- In the final part of the cycle it makes sense to reduce exposure [to equities]
- There is a mix in our funds of high quality and recession-proof companies at reasonable prices, of mildly cyclical companies at cheap prices or of highly cyclical companies at deep value prices
- The stock market performance has been increasingly polarized between expensive visible growth stocks which have recently become even more expensive and any kind of value stocks which have become even cheaper
- Internationally, we find many opportunities in Japan, South Korea and Hong Kong
In an environment that nears the end of the cycle, it is worth reducing exposure to equities, or at least that is what Admiral Gestion believes, according to Louis d’Arvieu, fund manager of the Sextant Grand Large, one of the entity's most representative funds. In an interview with Funds Society, d’Arvieu confesses that, at this time, they prefer to invest in Asia rather than in the United States.
We are in the final part of the cycle ... is it still a good time for equities? Should we increase exposure or reduce it at this time?
In the final part of the cycle it makes sense to reduce exposure compared to normal times as equities are very sensitive to any turn in the economic cycle. In our flexible fund Sextant Grand large, which is supposed to have a 50% exposure to equities on average we thus have only a 28% weighting currently.
How you value the new impulse of the central banks to the markets and his artificial extension of the cycle? Will it remain a favorable factor, for fixed income and equities?
We do not use nor do any macroeconomic scenario. For us the main point to consider for long-term performance is the valuation at the starting point. So we have not any strong views on central banks interventions.
And what are the main risks right now for equities? Is the next slowdown / recession? Are the geopolitical events and why?
For us the main risk right now for equities is high valuations, supported by narratives around sustainably record-low interest rates and thus sustainably record-high levels of debt, maximal central banks efficiency, and so on. Otherwise, equities are much more sensitive to recessions than to most of geopolitical events.

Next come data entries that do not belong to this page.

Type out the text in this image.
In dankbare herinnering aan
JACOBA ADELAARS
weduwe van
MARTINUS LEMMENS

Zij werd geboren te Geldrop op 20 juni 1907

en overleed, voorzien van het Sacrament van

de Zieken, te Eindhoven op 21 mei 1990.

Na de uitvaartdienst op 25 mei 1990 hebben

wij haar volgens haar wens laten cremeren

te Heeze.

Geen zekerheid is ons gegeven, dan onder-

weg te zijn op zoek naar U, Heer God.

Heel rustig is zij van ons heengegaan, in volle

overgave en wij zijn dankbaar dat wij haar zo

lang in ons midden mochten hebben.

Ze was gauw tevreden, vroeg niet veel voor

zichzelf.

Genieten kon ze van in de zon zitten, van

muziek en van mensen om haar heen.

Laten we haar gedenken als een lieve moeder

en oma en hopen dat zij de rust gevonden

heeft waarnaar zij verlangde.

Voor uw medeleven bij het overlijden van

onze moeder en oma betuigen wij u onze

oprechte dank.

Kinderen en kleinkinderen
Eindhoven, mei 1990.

In this scenario, and despite the macroeconomic and geopolitical risks, how do you see the fundamentals of the companies in which you invest? are they sanitized? What growth and benefits are expected for the next twelve months?
We invest when valuations are cheap compared to the quality of the company. So there is a mix in our funds of high quality and recession-proof companies at reasonable prices, of mildly cyclical companies at cheap prices or of highly cyclical companies at deep value prices. We do not trust our or any 12-month forecast! But we spend much time forecasting what the earning power of a company would be on a mid-cycle 5-year + basis.
It is also a scenario in which the value seems not to give very good results, why? Will this situation change in the near future?
Value in the sense of deep-value and statistically cheap companies has not given very good results since the last GFC, but it had done uniquely well between 2000 and 2007. In the last 2 years, it is true that value in the larger meaning of fundamental investing, including some GARP ideas for instance, has also begun not to do well. The stock market performance has been increasingly polarized between expensive visible growth stocks which have recently become even more expensive and any kind of value stocks which have become even cheaper. Unfortunately I have no idea how long this can last and it can last for long as we saw in 1969 or 1999... But reversals come and are brutal.
Is it easier or harder to find value opportunities than in the past, due to the artificial prices created by central banks?
In that environment, it is easier to find value opportunities but the trick is that you have to be patient as it might still underperform for some more time! But if you look at cyclical sectors, at small caps, at Asian and European stocks, you will find a lot of value opportunities.
You have a French equity portfolio... which are the sectors where you see more opportunities? and because? Are you afraid of France's macroeconomic data or not?
We do pure stockpicking and a very diverse portfolio of companies in terms of sectors in France, from Groupe Guillin which is the european leader in packaging for the food industry to Jacquet Metals in steel distribution or Groupe Crit in temporary staffing. We´re not negative with the macroeconomic data in France´s economy but our approach to investing is pure bottom-up so we don´t get influenced by macro in terms of portfolio construction, although we will avoid companies with too much debt when the macro picture deteriorates.
In international equities, in what areas or sectors are you now finding better options, for the fundamentals of companies?
Internationally, we find many opportunities in Japan, South Korea and Hong Kong, especially on the small cap segment, which we believe is more inefficient. We also work increasingly on cyclical sectors like commodities and banks. The most contrarian view we have is our underweight of US equities. We follow closely Shiller´s PE and valuations are close to 100% higher than the historical average, so a reversion to the mean seems reasonable. Thanks to our geographical flexibility, we prefer to invest in Asia rather than the US.